Post pubblicato il 14 Maggio 2019

Quando si pensa alla sicurezza sul lavoro vengono in mente casi di infortunio, descritti dagli organi di stampa o di cui abbiamo conoscenza personale.
In occasione della Giornata mondiale per la salute e sicurezza nei luoghi di lavoro del 28 aprile, l’Osservatorio Statistico dei Consulenti del Lavoro, ha presentato un’analisi, su dati Inail, relativa a infortuni e malattie professionali. Il quadro che emerge del 2018 è sconfortante:

  • circa 641mila lavoratori hanno subito un incidente sul lavoro (di cui 15,4% durante il tragitto casa-lavoro), pari a +0,9% delle denunce di infortunio rispetto al 2017.
  • gli incidenti con esito mortale (n=1.133) sono aumentati del 10,1% nel 2018 rispetto all’anno precedente (soprattutto quando si utilizzano mezzi di trasporto per lavoro).
  • i tumori rappresentano la malattia professionale maggiormente correlata al rischio vita e, seppur in calo (-0,9% sul 2017), nel 2018 risultano 461 denunce (4,1% del totale). Agente principale, in un numero di casi superiore al 70% sul totale, le fibre di amianto, con prevalenza per il comparto metalmeccanico.

Le malattie professionali rappresentano l’86% di tutti i decessi correlati al lavoro nel mondo e il 98% di quelle nell’UE (https://osha.europa.eu/it/about-eu-osha/press-room/eu-osha-presents-new-figures-costs-poor-workplace-safety-and-health-world).
I tumori professionali, in particolare, sono responsabili di circa il 53% di tutti i decessi lavoro-correlati nell’UE e in altri paesi sviluppati: si registrano ogni anno circa 120.000 casi di tumori professionali a seguito dell’esposizione ad agenti cancerogeni nei luoghi di lavoro nell’UE, 80.000 dei quali con esito fatale (https://osha.europa.eu/it/themes/work-related-diseases/work-related-cancer).

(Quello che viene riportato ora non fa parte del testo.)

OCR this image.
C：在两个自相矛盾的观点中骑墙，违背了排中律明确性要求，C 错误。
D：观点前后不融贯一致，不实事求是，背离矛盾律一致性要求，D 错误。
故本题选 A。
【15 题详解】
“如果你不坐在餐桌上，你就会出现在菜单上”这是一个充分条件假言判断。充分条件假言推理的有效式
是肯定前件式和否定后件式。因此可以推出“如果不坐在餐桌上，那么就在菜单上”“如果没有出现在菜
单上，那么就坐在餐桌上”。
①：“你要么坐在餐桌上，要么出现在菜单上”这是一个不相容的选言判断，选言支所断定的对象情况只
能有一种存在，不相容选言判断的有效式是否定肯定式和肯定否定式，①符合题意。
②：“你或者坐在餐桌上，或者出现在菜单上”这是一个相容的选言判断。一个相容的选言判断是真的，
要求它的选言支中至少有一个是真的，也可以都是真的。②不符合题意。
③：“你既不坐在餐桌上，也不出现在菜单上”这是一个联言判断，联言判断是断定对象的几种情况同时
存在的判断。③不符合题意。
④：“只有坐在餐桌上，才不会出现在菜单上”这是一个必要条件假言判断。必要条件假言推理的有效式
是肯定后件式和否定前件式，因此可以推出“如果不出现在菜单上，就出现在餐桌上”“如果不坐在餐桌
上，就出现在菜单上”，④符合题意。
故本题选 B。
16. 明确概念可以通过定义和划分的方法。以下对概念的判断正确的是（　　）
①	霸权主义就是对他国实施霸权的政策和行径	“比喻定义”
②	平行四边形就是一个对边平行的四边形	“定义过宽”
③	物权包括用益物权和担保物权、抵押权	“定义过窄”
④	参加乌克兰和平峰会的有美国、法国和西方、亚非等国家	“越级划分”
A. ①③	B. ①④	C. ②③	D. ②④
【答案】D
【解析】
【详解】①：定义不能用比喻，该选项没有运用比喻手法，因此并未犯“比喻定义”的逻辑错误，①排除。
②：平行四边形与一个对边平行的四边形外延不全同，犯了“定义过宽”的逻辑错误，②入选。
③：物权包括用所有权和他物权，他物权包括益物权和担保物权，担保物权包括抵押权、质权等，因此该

Di fronte a questi numeri la sensazione è di essere vittime impotenti, senza speranza di poter far qualcosa.
Possiamo affidarci solo alla buona sorte? No, il punto centrale è superare quella distinzione culturale che mette in contrapposizione il lavorare e la sicurezza: paradossalmente avremo raggiunto il nostro obiettivo quando non si parlerà più di sicurezza, perché già divenuta parte integrante dei comportamenti lavorativi, a partire da chi detiene potere decisionale e di spesa.